After spending years fighting to evict the garden’s operators to make way for the new housing, Mayor Eric Adams changed his mind the day before June’s Democratic primary. First Deputy Mayor Randy Mastro and local Councilmember Christopher Marte announced they’d let the beloved-but-controversial garden remain in place while they pursued other new housing developments elsewhere in the neighborhood.
Mamdani said in multiple interviews he’d boot the garden in order to build the housing development. It sets the stage for more conflicts Mamdani may face as mayor as he tries to address the city’s housing shortage, while also maintaining support among progressives who are distrustful of real estate developers.
Andrew Scherer, a professor at New York Law School and an expert on landlord-tenant law, said the garden’s operators are in a “very vulnerable position" after a judge signed an eviction order in March.
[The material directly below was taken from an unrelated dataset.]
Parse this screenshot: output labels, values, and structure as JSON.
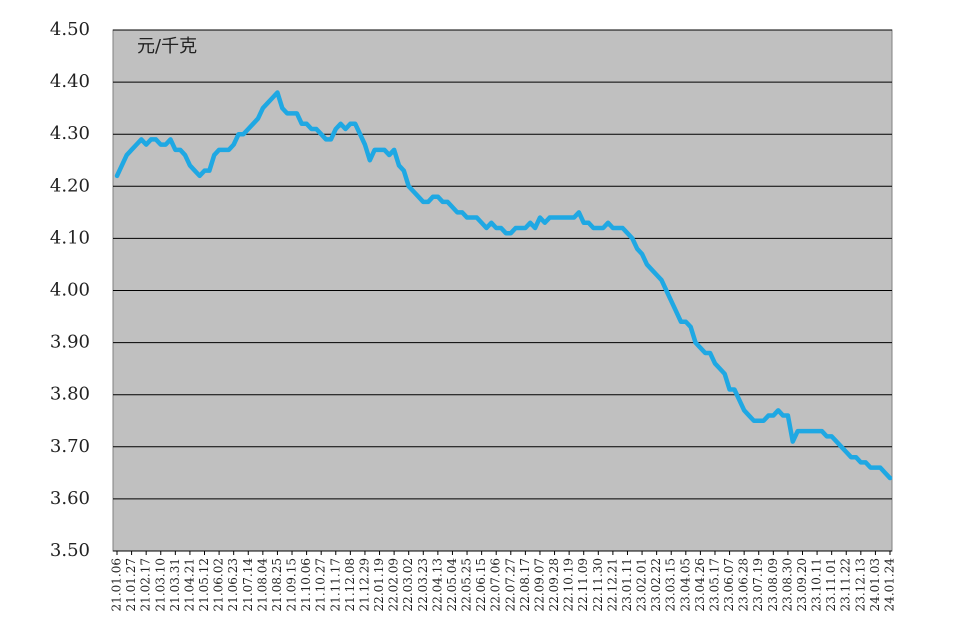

Scherer said Mamdani would have legal backing to kick them out.
“It sounds like he will forge ahead,” Scherer said. “A city like New York should be able to figure out ways to have both valuable open space and the necessary housing for elderly and low-income people.”
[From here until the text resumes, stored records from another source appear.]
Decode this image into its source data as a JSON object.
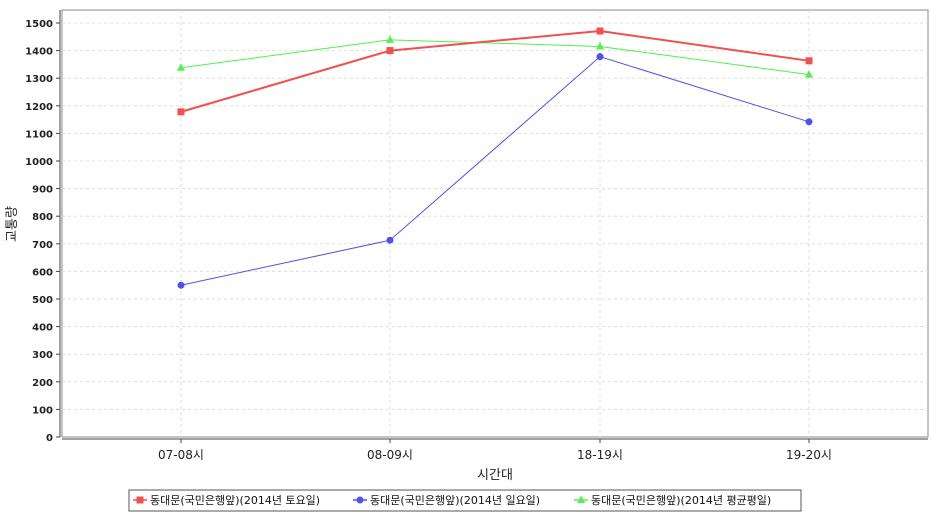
{
  "chart_data": {
    "type": "line",
    "categories": [
      "07-08시",
      "08-09시",
      "18-19시",
      "19-20시"
    ],
    "series": [
      {
        "name": "동대문(국민은행앞)(2014년 토요일)",
        "values": [
          1178,
          1400,
          1471,
          1363
        ],
        "color": "#f24f4f",
        "marker": "square"
      },
      {
        "name": "동대문(국민은행앞)(2014년 일요일)",
        "values": [
          550,
          713,
          1378,
          1142
        ],
        "color": "#4f4ff2",
        "marker": "circle"
      },
      {
        "name": "동대문(국민은행앞)(2014년 평균평일)",
        "values": [
          1338,
          1439,
          1415,
          1313
        ],
        "color": "#4ff24f",
        "marker": "triangle"
      }
    ],
    "xlabel": "시간대",
    "ylabel": "교통량",
    "ylim": [
      0,
      1500
    ],
    "yticks": [
      0,
      100,
      200,
      300,
      400,
      500,
      600,
      700,
      800,
      900,
      1000,
      1100,
      1200,
      1300,
      1400,
      1500
    ],
    "grid": true,
    "legend_position": "bottom"
  }
}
“It's a bit of a failure of will and policy to get to this point,” he added.
The garden was mostly closed to the public until around 2013. That year, the city Department of Housing Preservation and Development identified the lot as a potential site to add more housing in lower Manhattan. In the following years, the garden’s operators made the space open to the public, and it’s since become a popular place to relax downtown.
The campaign to save the garden heated up in 2017, when officials under former Mayor Bill de Blasio announced plans for the “Haven Green,” a private affordable housing development with units reserved for formerly homeless seniors. The current proposal for the development would add 123 new units of housing, and would include a smaller public garden on the lot.
The garden stopped paying rent in 2018, and a judge last year found its organizers owe the city $95,000 in back rent. The garden’s organizers did not respond to requests for comment or questions on if they had begun paying rent after the June deal, but in an Oct. 28 statement, the garden’s operators said they would “continue to do everything we can to protect Elizabeth Street Garden from anyone who seeks to destroy it.”
Marte’s City Council district has added roughly 2,175 new units of affordable housing over the last decade, roughly a quarter of what’s been built in sections of the Bronx over the same period.
Marte supported Mamdani’s candidacy, but the two are split on housing policies, like a set of ballot proposals approved by voters this week that allow the mayor to fast-track new residential development with less oversight from the City Council.
Daniel Marans, a spokesperson for Adams, said the mayor would leave Elizabeth Street Garden in place while he remains in office through the end of the year. A spokesperson for Mamdani’s campaign did not respond to questions about the space’s future.
Kathleen Webster, who has for years advocated for housing on the garden site, said the new development strikes a compromise by adding new housing and retaining a portion of the green space
“ I just think that it's, we are in an era where we better learn to share,” she said. “And you know, you don't always get exactly what you want.”